El académico de número analiza los desafíos y las expectativas sociales que le esperan al presidente electo en su columna del diario El Mercurio.
Tal vez la cifra más impresionante e intrigante de la elección del domingo pasado sea que el Presidente electo subió desde algo menos de un millón ochocientos mil votos en primera vuelta a más de cuatro millones y medio en segunda.
Aunque ya se había hecho una costumbre en las dos últimas presidenciales un alza en los votantes de segunda vuelta, la capacidad que tuvieron ambos candidatos, pero particularmente Boric, para convocar a votar en segunda es enteramente inédita en la historia política chilena y amerita una buena explicación.
Es improbable que lleguemos a saber cuánto de esa alza se debió a una mayor adhesión y entusiasmo con el Boric de la campaña de segunda vuelta comparado con el de la primera y cuánto hubo de rechazo a su contendor, que siempre mostró un umbral muy alto de personas, especialmente mujeres, dispuestas a movilizarse con tal de evitar que llegara a la Presidencia.
Si bien la pregunta por las causas de este fenómeno debieran importar sobremanera a todo político y muy especialmente a aquellos que quieren erigirse como alternativa futura, tal vez no importe demasiado a la ciudadanía hoy. Lo decisivo ahora es saber cómo administrarán el propio Boric y su coalición una ventaja electoral de prácticamente un millón de votos que obtuvo por sobre su contrincante.

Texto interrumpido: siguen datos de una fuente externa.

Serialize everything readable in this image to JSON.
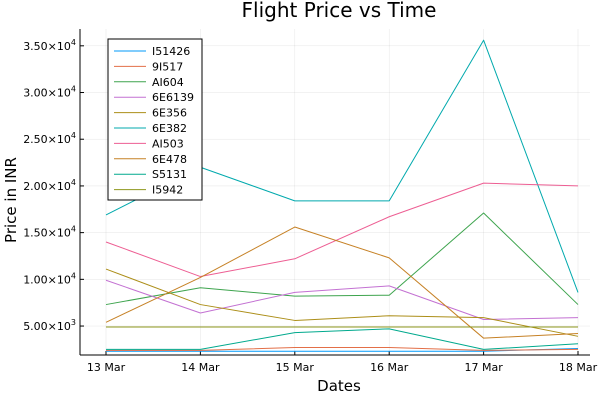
{
  "chart_data": {
    "type": "line",
    "title": "Flight Price vs Time",
    "xlabel": "Dates",
    "ylabel": "Price in INR",
    "categories": [
      "13 Mar",
      "14 Mar",
      "15 Mar",
      "16 Mar",
      "17 Mar",
      "18 Mar"
    ],
    "ylim": [
      1900,
      36800
    ],
    "yticks": [
      {
        "value": 5000,
        "mantissa": "5.00",
        "exp": "3"
      },
      {
        "value": 10000,
        "mantissa": "1.00",
        "exp": "4"
      },
      {
        "value": 15000,
        "mantissa": "1.50",
        "exp": "4"
      },
      {
        "value": 20000,
        "mantissa": "2.00",
        "exp": "4"
      },
      {
        "value": 25000,
        "mantissa": "2.50",
        "exp": "4"
      },
      {
        "value": 30000,
        "mantissa": "3.00",
        "exp": "4"
      },
      {
        "value": 35000,
        "mantissa": "3.50",
        "exp": "4"
      }
    ],
    "grid": true,
    "legend_position": "top-left",
    "series": [
      {
        "name": "I51426",
        "color": "#009AFA",
        "values": [
          2300,
          2300,
          2300,
          2300,
          2300,
          2600
        ]
      },
      {
        "name": "9I517",
        "color": "#E36F47",
        "values": [
          2400,
          2400,
          2700,
          2700,
          2400,
          2500
        ]
      },
      {
        "name": "AI604",
        "color": "#3EA44E",
        "values": [
          7300,
          9100,
          8200,
          8300,
          17100,
          7300
        ]
      },
      {
        "name": "6E6139",
        "color": "#C371D2",
        "values": [
          9900,
          6400,
          8600,
          9300,
          5700,
          5900
        ]
      },
      {
        "name": "6E356",
        "color": "#AC8E18",
        "values": [
          11100,
          7300,
          5600,
          6100,
          5900,
          3900
        ]
      },
      {
        "name": "6E382",
        "color": "#00A9AD",
        "values": [
          16900,
          22000,
          18400,
          18400,
          35600,
          8600
        ]
      },
      {
        "name": "AI503",
        "color": "#ED5E93",
        "values": [
          14000,
          10300,
          12200,
          16700,
          20300,
          20000
        ]
      },
      {
        "name": "6E478",
        "color": "#C68125",
        "values": [
          5400,
          10200,
          15600,
          12300,
          3700,
          4200
        ]
      },
      {
        "name": "S5131",
        "color": "#00A98D",
        "values": [
          2500,
          2500,
          4300,
          4700,
          2500,
          3100
        ]
      },
      {
        "name": "I5942",
        "color": "#8E971D",
        "values": [
          4900,
          4900,
          4900,
          4900,
          4900,
          4900
        ]
      }
    ]
  }
}
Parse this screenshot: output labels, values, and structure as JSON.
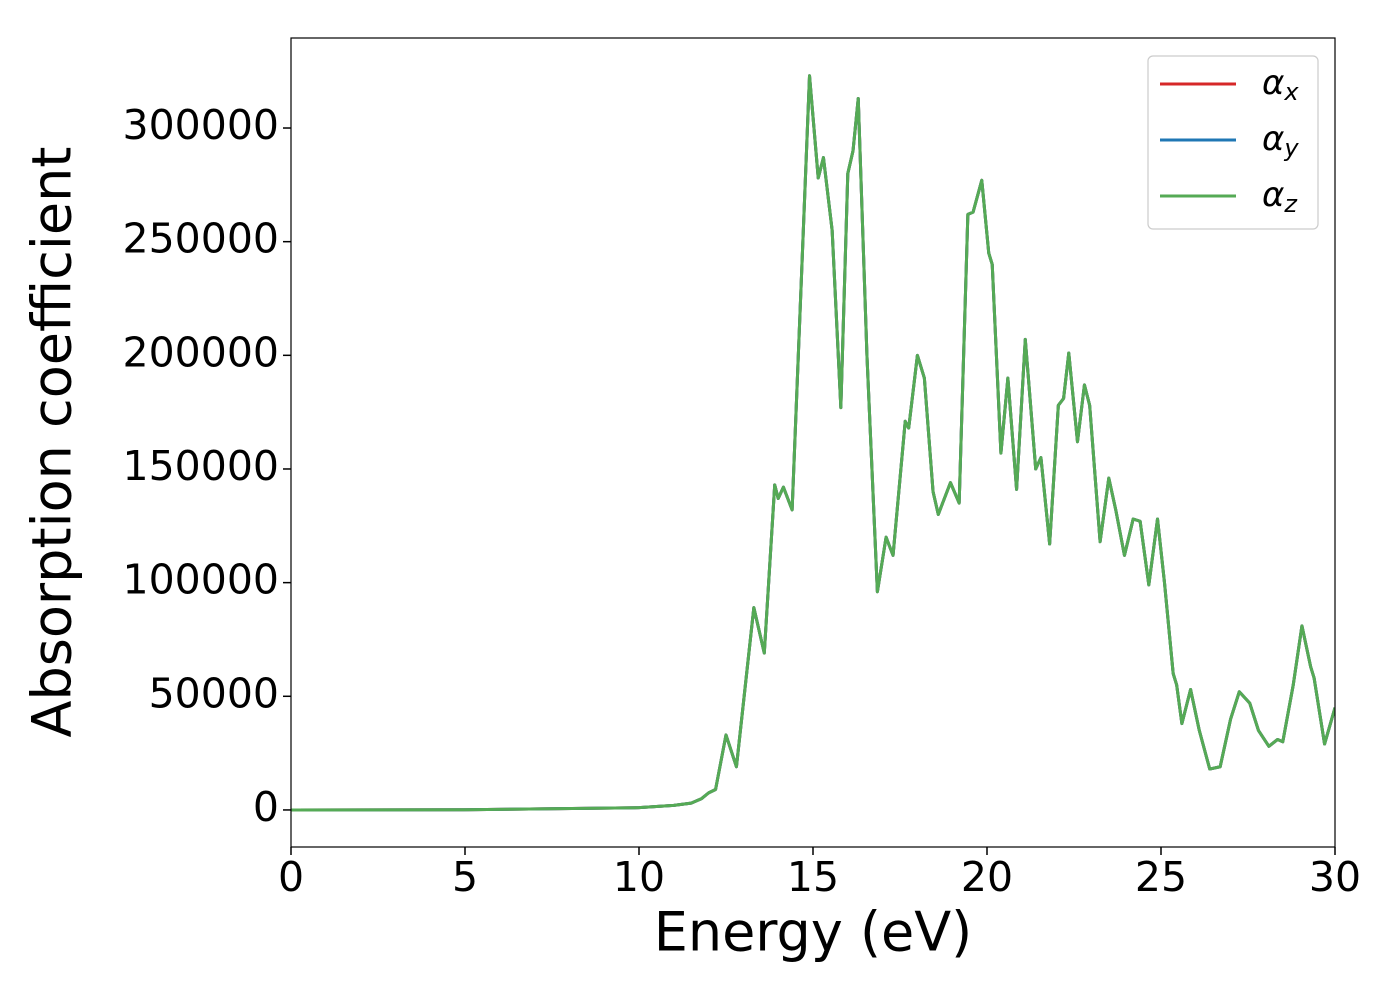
{
  "chart_data": {
    "type": "line",
    "xlabel": "Energy (eV)",
    "ylabel": "Absorption coefficient",
    "xlim": [
      0,
      30
    ],
    "xticks": [
      0,
      5,
      10,
      15,
      20,
      25,
      30
    ],
    "ylim": [
      -16300,
      339600
    ],
    "yticks": [
      0,
      50000,
      100000,
      150000,
      200000,
      250000,
      300000
    ],
    "legend": "upper right",
    "x": [
      0,
      5,
      10,
      11,
      11.5,
      11.8,
      12.0,
      12.2,
      12.5,
      12.8,
      13.3,
      13.6,
      13.9,
      14.0,
      14.15,
      14.4,
      14.9,
      15.15,
      15.3,
      15.55,
      15.8,
      16.0,
      16.15,
      16.3,
      16.55,
      16.85,
      17.1,
      17.3,
      17.65,
      17.75,
      18.0,
      18.2,
      18.45,
      18.6,
      18.95,
      19.2,
      19.45,
      19.6,
      19.85,
      20.05,
      20.15,
      20.4,
      20.6,
      20.85,
      21.1,
      21.4,
      21.55,
      21.8,
      22.05,
      22.2,
      22.35,
      22.6,
      22.8,
      22.95,
      23.25,
      23.5,
      23.7,
      23.95,
      24.2,
      24.4,
      24.65,
      24.9,
      25.1,
      25.35,
      25.45,
      25.6,
      25.85,
      26.1,
      26.4,
      26.7,
      27.0,
      27.25,
      27.55,
      27.8,
      28.1,
      28.35,
      28.5,
      28.8,
      29.05,
      29.3,
      29.4,
      29.7,
      30
    ],
    "series": [
      {
        "name": "αx",
        "color": "#d62728",
        "values": [
          0,
          100,
          1000,
          2000,
          3000,
          5000,
          7500,
          9000,
          33000,
          19000,
          89000,
          69000,
          143000,
          137000,
          142000,
          132000,
          323000,
          278000,
          287000,
          255000,
          177000,
          280000,
          290000,
          313000,
          200000,
          96000,
          120000,
          112000,
          171000,
          168000,
          200000,
          190000,
          140000,
          130000,
          144000,
          135000,
          262000,
          263000,
          277000,
          245000,
          240000,
          157000,
          190000,
          141000,
          207000,
          150000,
          155000,
          117000,
          178000,
          181000,
          201000,
          162000,
          187000,
          178000,
          118000,
          146000,
          132000,
          112000,
          128000,
          127000,
          99000,
          128000,
          100000,
          60000,
          55000,
          38000,
          53000,
          35000,
          18000,
          19000,
          40000,
          52000,
          47000,
          35000,
          28000,
          31000,
          30000,
          55000,
          81000,
          63000,
          58000,
          29000,
          45000
        ]
      },
      {
        "name": "αy",
        "color": "#1f77b4",
        "values": [
          0,
          100,
          1000,
          2000,
          3000,
          5000,
          7500,
          9000,
          33000,
          19000,
          89000,
          69000,
          143000,
          137000,
          142000,
          132000,
          323000,
          278000,
          287000,
          255000,
          177000,
          280000,
          290000,
          313000,
          200000,
          96000,
          120000,
          112000,
          171000,
          168000,
          200000,
          190000,
          140000,
          130000,
          144000,
          135000,
          262000,
          263000,
          277000,
          245000,
          240000,
          157000,
          190000,
          141000,
          207000,
          150000,
          155000,
          117000,
          178000,
          181000,
          201000,
          162000,
          187000,
          178000,
          118000,
          146000,
          132000,
          112000,
          128000,
          127000,
          99000,
          128000,
          100000,
          60000,
          55000,
          38000,
          53000,
          35000,
          18000,
          19000,
          40000,
          52000,
          47000,
          35000,
          28000,
          31000,
          30000,
          55000,
          81000,
          63000,
          58000,
          29000,
          45000
        ]
      },
      {
        "name": "αz",
        "color": "#55aa55",
        "values": [
          0,
          100,
          1000,
          2000,
          3000,
          5000,
          7500,
          9000,
          33000,
          19000,
          89000,
          69000,
          143000,
          137000,
          142000,
          132000,
          323000,
          278000,
          287000,
          255000,
          177000,
          280000,
          290000,
          313000,
          200000,
          96000,
          120000,
          112000,
          171000,
          168000,
          200000,
          190000,
          140000,
          130000,
          144000,
          135000,
          262000,
          263000,
          277000,
          245000,
          240000,
          157000,
          190000,
          141000,
          207000,
          150000,
          155000,
          117000,
          178000,
          181000,
          201000,
          162000,
          187000,
          178000,
          118000,
          146000,
          132000,
          112000,
          128000,
          127000,
          99000,
          128000,
          100000,
          60000,
          55000,
          38000,
          53000,
          35000,
          18000,
          19000,
          40000,
          52000,
          47000,
          35000,
          28000,
          31000,
          30000,
          55000,
          81000,
          63000,
          58000,
          29000,
          45000
        ]
      }
    ]
  }
}
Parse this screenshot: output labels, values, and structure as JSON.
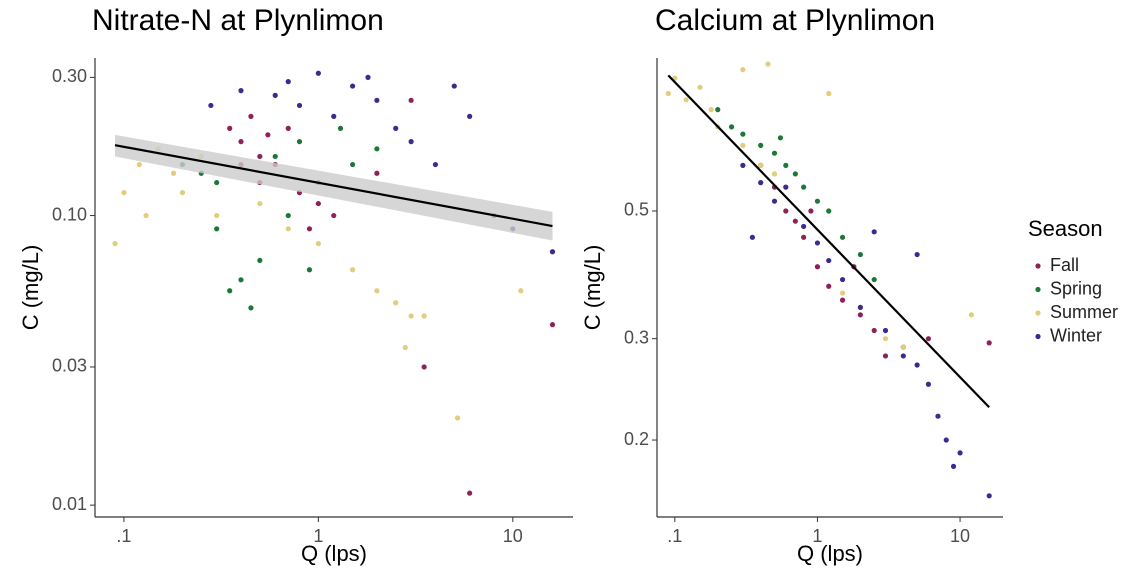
{
  "chart_data": [
    {
      "type": "scatter",
      "title": "Nitrate-N at Plynlimon",
      "x_label": "Q (lps)",
      "y_label": "C (mg/L)",
      "xscale": "log",
      "yscale": "log",
      "xlim": [
        0.071,
        20.4
      ],
      "ylim": [
        0.0091,
        0.35
      ],
      "xticks": [
        {
          "value": 0.1,
          "label": ".1"
        },
        1,
        10
      ],
      "yticks": [
        0.01,
        0.03,
        {
          "value": 0.1,
          "label": "0.10"
        },
        {
          "value": 0.3,
          "label": "0.30"
        }
      ],
      "fit": {
        "color": "#000000",
        "band_color": "#cccccc",
        "x": [
          0.09,
          16
        ],
        "values": [
          0.175,
          0.092
        ],
        "lower": [
          0.16,
          0.082
        ],
        "upper": [
          0.19,
          0.103
        ]
      },
      "series": [
        {
          "color": "#8E2157",
          "x": [
            0.35,
            0.4,
            0.45,
            0.5,
            0.55,
            0.6,
            0.7,
            0.4,
            0.8,
            1.0,
            1.2,
            0.9,
            2,
            3,
            3.5,
            6,
            16,
            0.5
          ],
          "values": [
            0.2,
            0.18,
            0.22,
            0.16,
            0.19,
            0.15,
            0.2,
            0.15,
            0.12,
            0.11,
            0.1,
            0.09,
            0.14,
            0.25,
            0.03,
            0.011,
            0.042,
            0.13
          ]
        },
        {
          "color": "#1B7837",
          "x": [
            0.2,
            0.25,
            0.3,
            0.4,
            0.45,
            0.5,
            0.6,
            0.8,
            1,
            1.3,
            1.5,
            0.7,
            0.3,
            2,
            0.9,
            0.35
          ],
          "values": [
            0.15,
            0.14,
            0.13,
            0.06,
            0.048,
            0.07,
            0.16,
            0.18,
            0.13,
            0.2,
            0.15,
            0.1,
            0.09,
            0.17,
            0.065,
            0.055
          ]
        },
        {
          "color": "#E3CC7A",
          "x": [
            0.09,
            0.1,
            0.12,
            0.15,
            0.18,
            0.2,
            0.3,
            0.5,
            0.7,
            1,
            1.5,
            2,
            2.5,
            3,
            3.5,
            2.8,
            5.2,
            11,
            0.13,
            0.25
          ],
          "values": [
            0.08,
            0.12,
            0.15,
            0.17,
            0.14,
            0.12,
            0.1,
            0.11,
            0.09,
            0.08,
            0.065,
            0.055,
            0.05,
            0.045,
            0.045,
            0.035,
            0.02,
            0.055,
            0.1,
            0.16
          ]
        },
        {
          "color": "#3B2A8F",
          "x": [
            0.28,
            0.4,
            0.6,
            0.8,
            1,
            1.2,
            1.5,
            2,
            2.5,
            3,
            4,
            5,
            6,
            8,
            10,
            16,
            0.7,
            1.8
          ],
          "values": [
            0.24,
            0.27,
            0.26,
            0.24,
            0.31,
            0.22,
            0.28,
            0.25,
            0.2,
            0.18,
            0.15,
            0.28,
            0.22,
            0.1,
            0.09,
            0.075,
            0.29,
            0.3
          ]
        }
      ]
    },
    {
      "type": "scatter",
      "title": "Calcium at Plynlimon",
      "x_label": "Q (lps)",
      "y_label": "C (mg/L)",
      "xscale": "log",
      "yscale": "log",
      "xlim": [
        0.075,
        20
      ],
      "ylim": [
        0.147,
        0.922
      ],
      "xticks": [
        {
          "value": 0.1,
          "label": ".1"
        },
        1,
        10
      ],
      "yticks": [
        0.2,
        0.3,
        0.5
      ],
      "legend": "right",
      "legend_title": "Season",
      "fit": {
        "color": "#000000",
        "x": [
          0.09,
          16
        ],
        "values": [
          0.86,
          0.228
        ]
      },
      "series": [
        {
          "name": "Fall",
          "color": "#8E2157",
          "x": [
            0.4,
            0.5,
            0.6,
            0.7,
            0.8,
            1,
            1.2,
            1.5,
            2,
            2.5,
            3,
            4,
            6,
            16,
            0.9,
            1.8
          ],
          "values": [
            0.6,
            0.55,
            0.5,
            0.48,
            0.45,
            0.4,
            0.37,
            0.35,
            0.33,
            0.31,
            0.28,
            0.29,
            0.3,
            0.295,
            0.5,
            0.4
          ]
        },
        {
          "name": "Spring",
          "color": "#1B7837",
          "x": [
            0.2,
            0.25,
            0.3,
            0.4,
            0.5,
            0.6,
            0.7,
            0.8,
            1,
            1.2,
            1.5,
            2,
            2.5,
            0.55
          ],
          "values": [
            0.75,
            0.7,
            0.68,
            0.65,
            0.63,
            0.6,
            0.58,
            0.55,
            0.52,
            0.5,
            0.45,
            0.42,
            0.38,
            0.67
          ]
        },
        {
          "name": "Summer",
          "color": "#E3CC7A",
          "x": [
            0.09,
            0.1,
            0.12,
            0.15,
            0.18,
            0.2,
            0.3,
            0.4,
            0.5,
            0.3,
            0.45,
            1.5,
            2,
            3,
            4,
            12,
            1.2
          ],
          "values": [
            0.8,
            0.85,
            0.78,
            0.82,
            0.75,
            0.7,
            0.65,
            0.6,
            0.58,
            0.88,
            0.9,
            0.36,
            0.34,
            0.3,
            0.29,
            0.33,
            0.8
          ]
        },
        {
          "name": "Winter",
          "color": "#3B2A8F",
          "x": [
            0.3,
            0.4,
            0.5,
            0.6,
            0.8,
            1,
            1.2,
            1.5,
            2,
            3,
            4,
            5,
            6,
            7,
            9,
            10,
            16,
            0.35,
            5,
            2.5,
            8
          ],
          "values": [
            0.6,
            0.56,
            0.52,
            0.55,
            0.47,
            0.44,
            0.41,
            0.38,
            0.34,
            0.31,
            0.28,
            0.27,
            0.25,
            0.22,
            0.18,
            0.19,
            0.16,
            0.45,
            0.42,
            0.46,
            0.2
          ]
        }
      ]
    }
  ]
}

Muchos temimos que un triunfo holgado podía volver al Boric más testimonial de la primera vuelta y a su coalición al maximalismo, poco acostumbrada, como está, a reconocer las resistencias de la dura realidad. No ha sido así. El Presidente electo parece reconocer, con realismo, los límites de su poder, partiendo por su falta de mayoría en el Congreso y siguiendo por las leyes económicas que hacen posible el crecimiento. Sumemos a eso varias manifestaciones de respeto, o al menos de sometimiento, hacia el Estado de Derecho en sus recientes declaraciones.